Em entrevista coletiva, o ministro da Saúde, Marcelo Queiroga, alegou “falta de evidências” para seguir com a imunização de adolescentes. A pasta havia autorizado a inclusão dos menores de idade sem comorbidades na campanha de vacinação depois que toda a população adulta já tivesse sido atendida, assim como os menores de idade com comorbidades. Jovens de 12 a 17 anos já começaram a receber doses da Pfizer em diversas cidades do país. No Estado do Rio, por exemplo, 384 mil adolescentes já receberam a primeira dose da Pfizer.

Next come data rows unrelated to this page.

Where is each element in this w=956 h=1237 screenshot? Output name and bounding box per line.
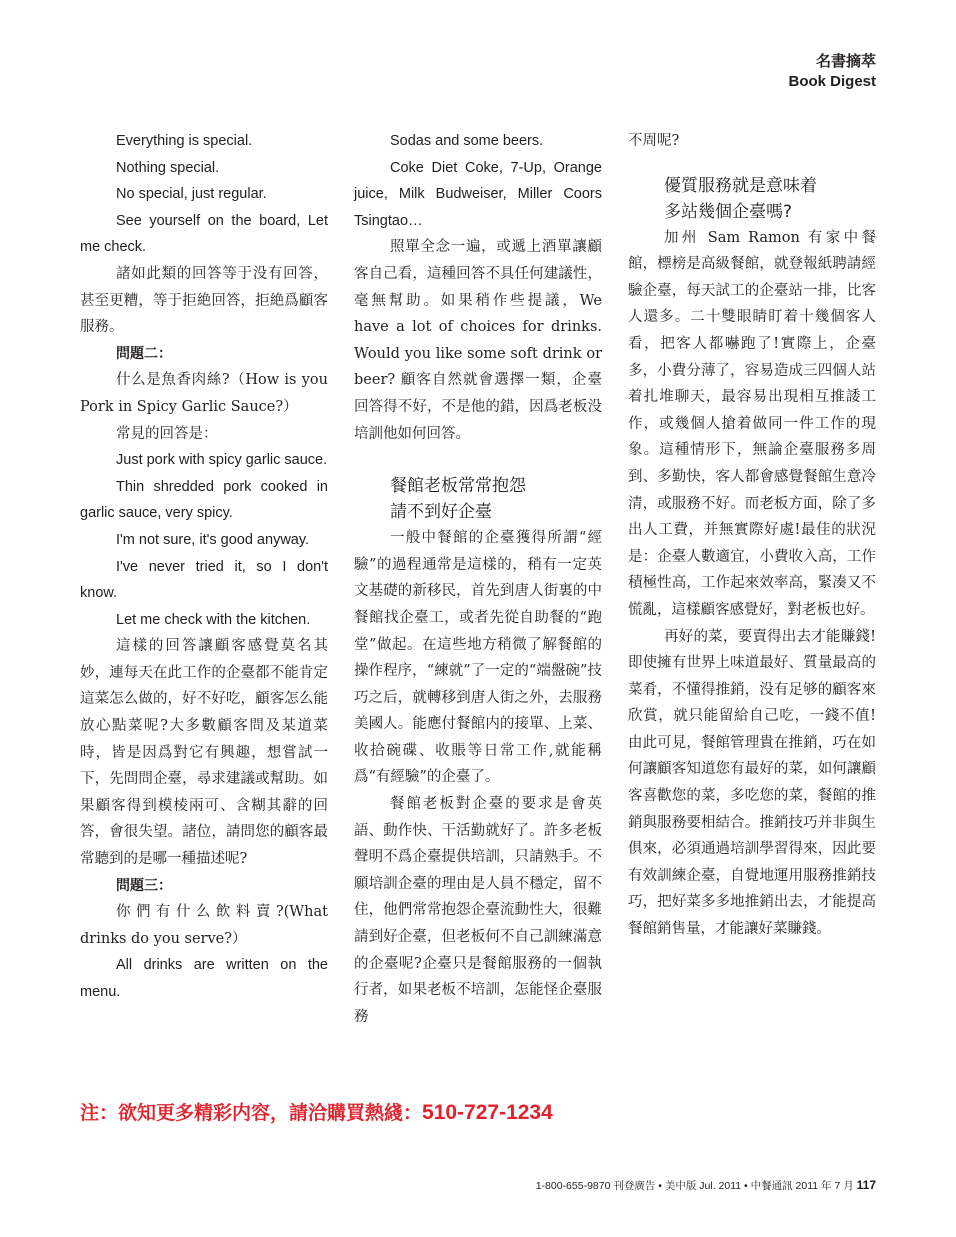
note-text: 注：欲知更多精彩内容，請洽購買熱綫： bbox=[80, 1102, 423, 1124]
column-2 bbox=[354, 128, 602, 1030]
paragraph: 一般中餐館的企臺獲得所謂“經驗”的過程通常是這樣的，稍有一定英文基礎的新移民，首先到唐人街裏的中餐館找企臺工，或者先從自助餐的“跑堂”做起。在這些地方稍微了解餐館的操作程序，“練就”了一定的“端盤碗”技巧之后，就轉移到唐人街之外，去服務美國人。能應付餐館内的接單、上菜、收拾碗碟、收賬等日常工作,就能稱爲“有經驗”的企臺了。 bbox=[354, 530, 602, 786]
question-heading: 問題二： bbox=[116, 345, 172, 362]
paragraph: Coke Diet Coke, 7-Up, Orange juice, Milk Budweiser, Miller Coors Tsingtao… bbox=[354, 159, 602, 229]
paragraph: All drinks are written on the menu. bbox=[80, 957, 328, 1000]
paragraph: 加州 Sam Ramon 有家中餐館，標榜是高級餐館，就登報紙聘請經驗企臺，每天試工的企臺站一排，比客人還多。二十雙眼睛盯着十幾個客人看，把客人都嚇跑了!實際上，企臺多，小費分薄了，容易造成三四個人站着扎堆聊天，最容易出現相互推諉工作，或幾個人搶着做同一件工作的現象。這種情形下，無論企臺服務多周到、多勤快，客人都會感覺餐館生意冷清，或服務不好。而老板方面，除了多出人工費，并無實際好處!最佳的狀況是：企臺人數適宜，小費收入高，工作積極性高，工作起來效率高，緊凑又不慌亂，這樣顧客感覺好，對老板也好。 bbox=[628, 229, 876, 618]
spacer bbox=[628, 155, 876, 173]
paragraph: 不周呢? bbox=[628, 133, 680, 149]
hotline-note bbox=[80, 1098, 553, 1125]
paragraph: 什么是魚香肉絲?（How is you Pork in Spicy Garlic Sauce?） bbox=[80, 372, 328, 415]
paragraph: Everything is special. bbox=[116, 133, 253, 149]
spacer bbox=[354, 447, 602, 473]
paragraph: 常見的回答是： bbox=[116, 425, 218, 442]
section-heading: 優質服務就是意味着 bbox=[664, 175, 817, 196]
paragraph: 這樣的回答讓顧客感覺莫名其妙，連每天在此工作的企臺都不能肯定這菜怎么做的，好不好吃，顧客怎么能放心點菜呢?大多數顧客問及某道菜時，皆是因爲對它有興趣，想嘗試一下，先問問企臺，尋求建議或幫助。如果顧客得到模棱兩可、含糊其辭的回答，會很失望。諸位，請問您的顧客最常聽到的是哪一種描述呢? bbox=[80, 638, 328, 868]
section-heading: 餐館老板常常抱怨 bbox=[390, 476, 526, 497]
paragraph: 餐館老板對企臺的要求是會英語、動作快、干活勤就好了。許多老板聲明不爲企臺提供培訓，只請熟手。不願培訓企臺的理由是人員不穩定，留不住，他們常常抱怨企臺流動性大，很難請到好企臺，但老板何不自己訓練滿意的企臺呢?企臺只是餐館服務的一個執行者，如果老板不培訓，怎能怪企臺服務 bbox=[354, 796, 602, 1025]
section-heading: 請不到好企臺 bbox=[390, 502, 492, 523]
paragraph: Nothing special. bbox=[116, 159, 220, 176]
paragraph: 再好的菜，要賣得出去才能賺錢!即使擁有世界上味道最好、質量最高的菜肴，不懂得推銷，没有足够的顧客來欣賞，就只能留給自己吃，一錢不值!由此可見，餐館管理貴在推銷，巧在如何讓顧客知道您有最好的菜，如何讓顧客喜歡您的菜，多吃您的菜，餐館的推銷與服務要相結合。推銷技巧并非與生俱來，必須通過培訓學習得來，因此要有效訓練企臺，自覺地運用服務推銷技巧，把好菜多多地推銷出去，才能提高餐館銷售量，才能讓好菜賺錢。 bbox=[628, 628, 876, 938]
section-title-zh: 名書摘萃 bbox=[815, 52, 876, 70]
paragraph: I've never tried it, so I don't know. bbox=[80, 558, 328, 602]
paragraph: 照單全念一遍，或遞上酒單讓顧客自己看，這種回答不具任何建議性，毫無幫助。如果稍作些提議，We have a lot of choices for drinks. Would you like some soft drink or beer? 顧客自然就會選擇一類，企臺回答得不好，不是他的錯，因爲老板没培訓他如何回答。 bbox=[354, 239, 602, 442]
page-footer bbox=[536, 1178, 876, 1193]
paragraph: See yourself on the board, Let me check. bbox=[80, 212, 328, 256]
paragraph: 你們有什么飲料賣?(What drinks do you serve?） bbox=[80, 904, 328, 947]
paragraph: I'm not sure, it's good anyway. bbox=[116, 531, 310, 548]
paragraph: Sodas and some beers. bbox=[390, 133, 544, 149]
section-title-en: Book Digest bbox=[788, 73, 876, 90]
paragraph: Just pork with spicy garlic sauce. bbox=[116, 452, 328, 469]
column-1 bbox=[80, 128, 328, 1006]
paragraph: 諸如此類的回答等于没有回答，甚至更糟，等于拒絶回答，拒絶爲顧客服務。 bbox=[80, 265, 328, 336]
section-heading: 多站幾個企臺嗎? bbox=[664, 201, 793, 222]
hotline-number: 510-727-1234 bbox=[422, 1101, 553, 1124]
page-number: 117 bbox=[856, 1178, 876, 1192]
paragraph: No special, just regular. bbox=[116, 186, 267, 203]
footer-text: 1-800-655-9870 刊登廣告 • 美中版 Jul. 2011 • 中餐通訊 2011 年 7 月 bbox=[535, 1180, 854, 1192]
paragraph: Thin shredded pork cooked in garlic sauce, very spicy. bbox=[80, 478, 328, 522]
page-header bbox=[788, 50, 876, 92]
question-heading: 問題三： bbox=[116, 877, 172, 894]
column-3 bbox=[628, 128, 876, 943]
paragraph: Let me check with the kitchen. bbox=[116, 611, 311, 628]
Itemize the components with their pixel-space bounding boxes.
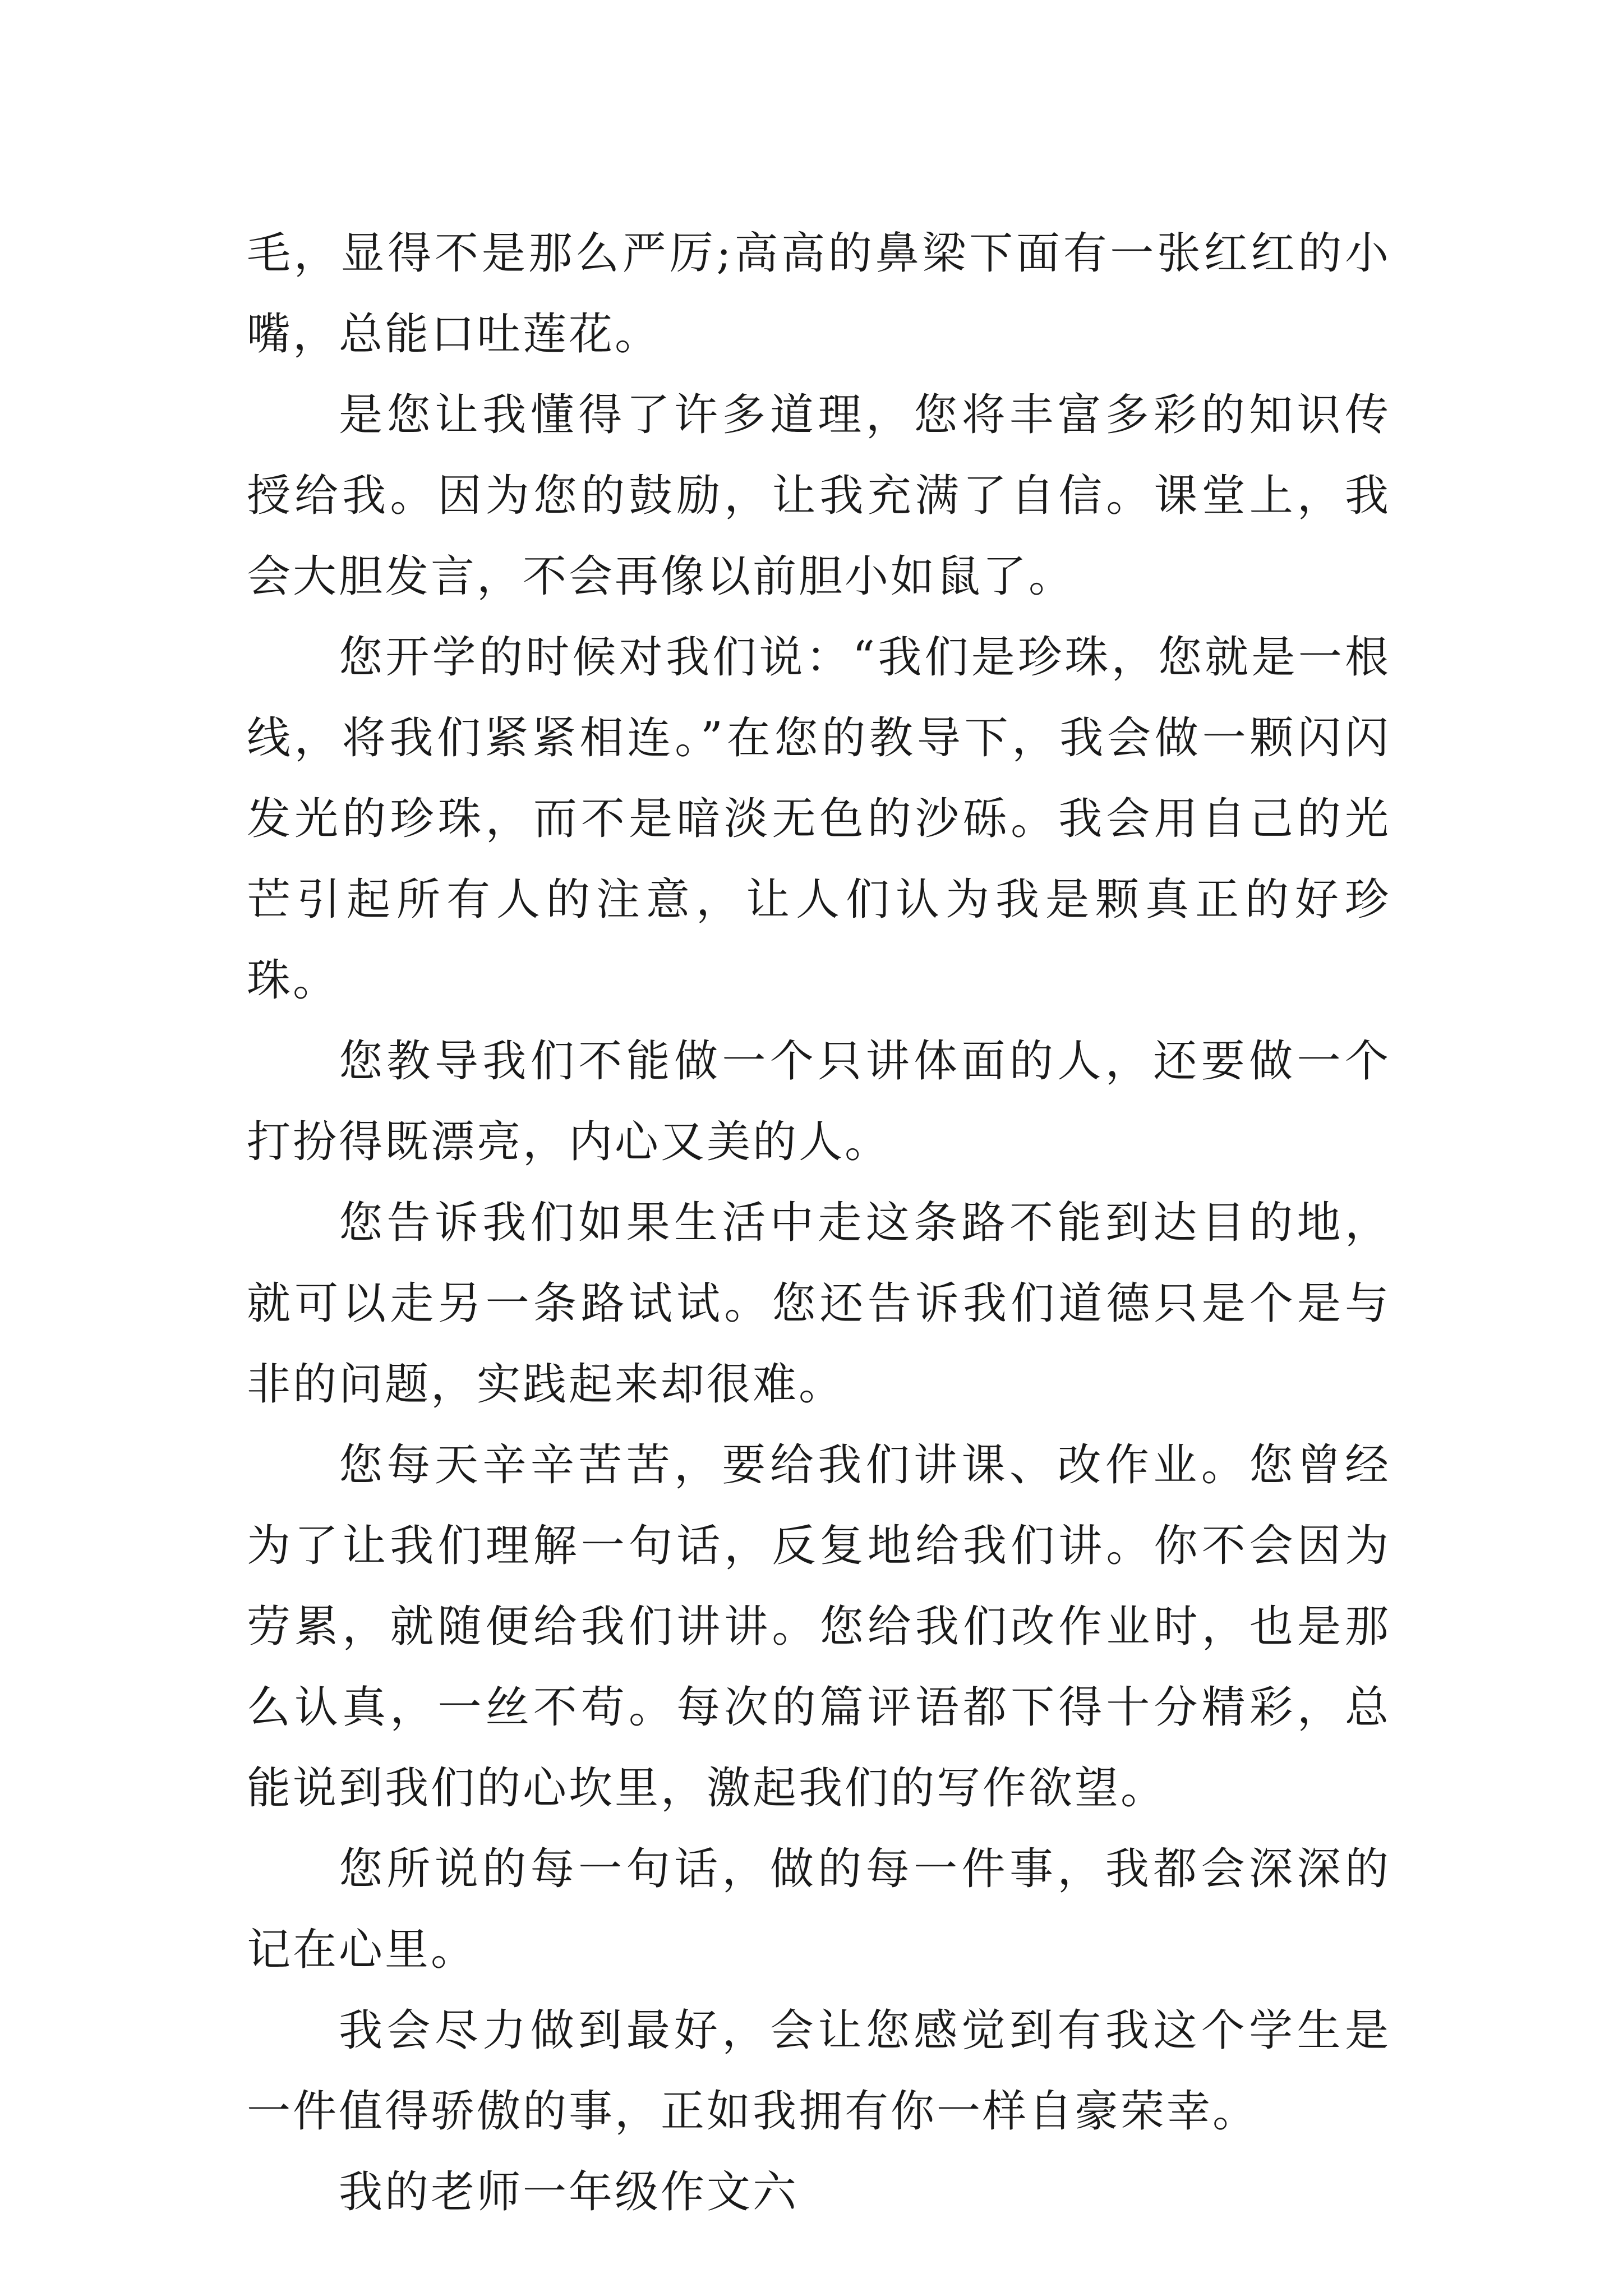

A prefeitura da capital fluminense anunciou que manterá hoje a vacinação dos meninos de 14 anos, como estava previsto, mas que o prosseguimento do calendário para os cariocas de 13 e 12 anos será avaliado.

Especialistas ouvidos pelo EXTRA afirmam que os adolescentes devem, sim, receber a vacina contra a Covid-19 nas cidades que mantiverem o calendário. Além do aval de segurança e eficácia da Agência Nacional de Vigilância Sanitária (Anvisa), dado em junho para a faixa etária dos 12 aos 17 anos, a vacina da Pfizer foi testada em mais de 10 milhões de adolescentes em mais de 40 países, incluindo Estados Unidos, Israel e Inglaterra. E não há registros de problema grave nem morte. “Os casos de miocardite são leves, de fácil recuperação. A chance de uma criança ou adolescente ter, justamente, uma miocardite pela Covid é 30 vezes maior do que ter o problema provocado pela vacina”, afirma Salmo Raskin, médico geneticista e diretor do Laboratório Genetika. A infectologista Luana Araújo também tranquiliza os adolescentes e seus familiares: “Quem já vacinou não precisa se preocupar com absolutamente nada. Os dados dão extrema segurança”.

Especialistas afirmam que, havendo a segunda dose disponível, é para tomar, mas, como os adolescentes começaram a ser vacinados apenas em agosto, eles só retornarão aos postos a partir de novembro, já que a Pfizer é administrada com intervalo de três meses no Brasil. Até lá, a recomendação do Ministério da Saúde pode mudar. “É importante reforçar que se mantenham as outras prevenções, porque uma dose está longe de proteger”, afirma Luana Araújo. Pesquisas internacionais avaliam se uma dose não abre, inclusive, margem para uma meia proteção, que por sua vez pode aumentar o risco de surgimento de novas cepas. Por isso, é importante que os adolescentes sigam ainda mais as medidas contra a Covid, como distanciamento e uso de máscaras. “A Inglaterra decidiu avaliar qual a proteção que os adolescentes vão desenvolver no intervalo entre as doses. O Brasil poderia ter feito isso, dar uma dose para todos e daqui a 90 dias reavaliar. Durante a epidemia, muitas informações vão aparecendo com o tempo. Há vários trabalhos sendo feitos, e países como a própria Inglaterra, EUA, Israel e Canadá vão avaliar os dados dos vacinados”, diz Salmo Raskin.

Tanto Luana Araújo quanto Salmo Raskin recomendam que os adolescentes continuem a se vacinar onde isso for possível. “As evidências epidemiológicas internacionais mostram que é essa a conduta segura. No contexto brasileiro, em que há circulação viral incontrolável e introdução recente da variante Delta, não existe a possibilidade de o risco versus benefício das vacinas ser desfavorável”, avalia a infectologista.

O geneticista completa: “No Brasil, a taxa de mortalidade por Covid na população pediátrica é sete vezes maior do que nos Estados Unidos. Aqui, morreram 2.400 menores de 18 anos. Nos EUA, foram 400, e lá tem mais pessoas nessa idade do que aqui. Além disso, o número de brasileiros mortos por Covid-19 nessa faixa etária é maior do que o provocado por todas as doenças imunopreveníveis juntas. E ainda tem o papel coletivo: as crianças e adolescentes precisam retornar às escolas sem expor funcionários, professores ou familiares”.